First, stop loss
Most of the positions burst when the investors did not set the stop loss. In the view of some investors with more serious gambler psychology, the stop loss setting will reduce their profits, and they believe that the market has been fluctuating, even if the loss, the market will rebound. In fact, this is a wrong idea. There are risks in the market. It is very difficult to make money without considering the risks. Ling Shan suggests that no matter when the investment operation, stop loss setting is necessary.
Second, open a position calmly
Opening a position is the first step of an investment contract. If you want to make a contract stably, you can't open a position rashly. In the unilateral trend of opening, if investors do the right direction, the stop loss will not be swept. If investors rashly open their positions and fall into the fluctuating market, even if stop loss is set, if the market fluctuates too much, they may burst their positions.

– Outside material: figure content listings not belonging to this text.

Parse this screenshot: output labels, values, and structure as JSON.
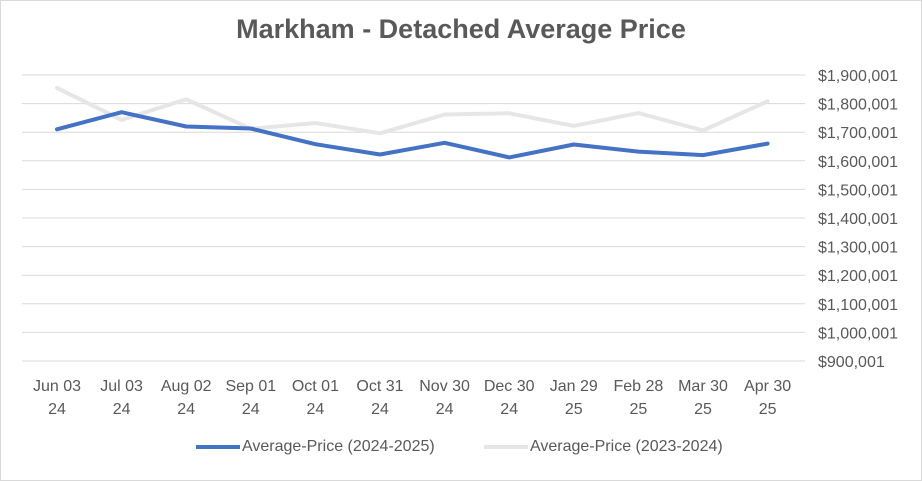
{
  "chart_data": {
    "type": "line",
    "title": "Markham - Detached Average Price",
    "categories": [
      [
        "Jun 03",
        "24"
      ],
      [
        "Jul 03",
        "24"
      ],
      [
        "Aug 02",
        "24"
      ],
      [
        "Sep 01",
        "24"
      ],
      [
        "Oct 01",
        "24"
      ],
      [
        "Oct 31",
        "24"
      ],
      [
        "Nov 30",
        "24"
      ],
      [
        "Dec 30",
        "24"
      ],
      [
        "Jan 29",
        "25"
      ],
      [
        "Feb 28",
        "25"
      ],
      [
        "Mar 30",
        "25"
      ],
      [
        "Apr 30",
        "25"
      ]
    ],
    "series": [
      {
        "name": "Average-Price (2024-2025)",
        "color": "#4472c4",
        "values": [
          1710001,
          1770001,
          1720001,
          1713001,
          1658001,
          1622001,
          1663001,
          1612001,
          1657001,
          1632001,
          1620001,
          1660001
        ]
      },
      {
        "name": "Average-Price (2023-2024)",
        "color": "#e6e6e6",
        "values": [
          1855001,
          1743001,
          1815001,
          1712001,
          1732001,
          1696001,
          1762001,
          1766001,
          1722001,
          1767001,
          1706001,
          1808001
        ]
      }
    ],
    "y_ticks": [
      "$900,001",
      "$1,000,001",
      "$1,100,001",
      "$1,200,001",
      "$1,300,001",
      "$1,400,001",
      "$1,500,001",
      "$1,600,001",
      "$1,700,001",
      "$1,800,001",
      "$1,900,001"
    ],
    "ylim": [
      900001,
      1900001
    ],
    "y_axis_position": "right",
    "grid": true,
    "legend_position": "bottom",
    "grid_color": "#d9d9d9"
  }
}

Or easy to frequent stop loss to leave, add up, is also a big loss.
Third, stabilize investment and avoid fluctuation range
As we all know, stop loss can reduce the risk, but improper stop loss, stop loss in the fluctuation range, also easy to cause losses. Stop loss needs to be set in the fluctuation range, with the help of support pressure, which is the common sense of contract people, and set outside the fluctuation range, so the stop loss is effective. It's not easy to be swept. It can control risks, help verify trends, and help filter fluctuations.
Fourth, refuse the operation of heavy warehouse.
It's easier to win the battle with less pressure. Therefore, it is suggested that investors should not be in a hurry for success. They should grasp the position well. Once the position is too heavy, it's difficult to keep calm and easy to make wrong decisions. We should understand that steady profit is the king.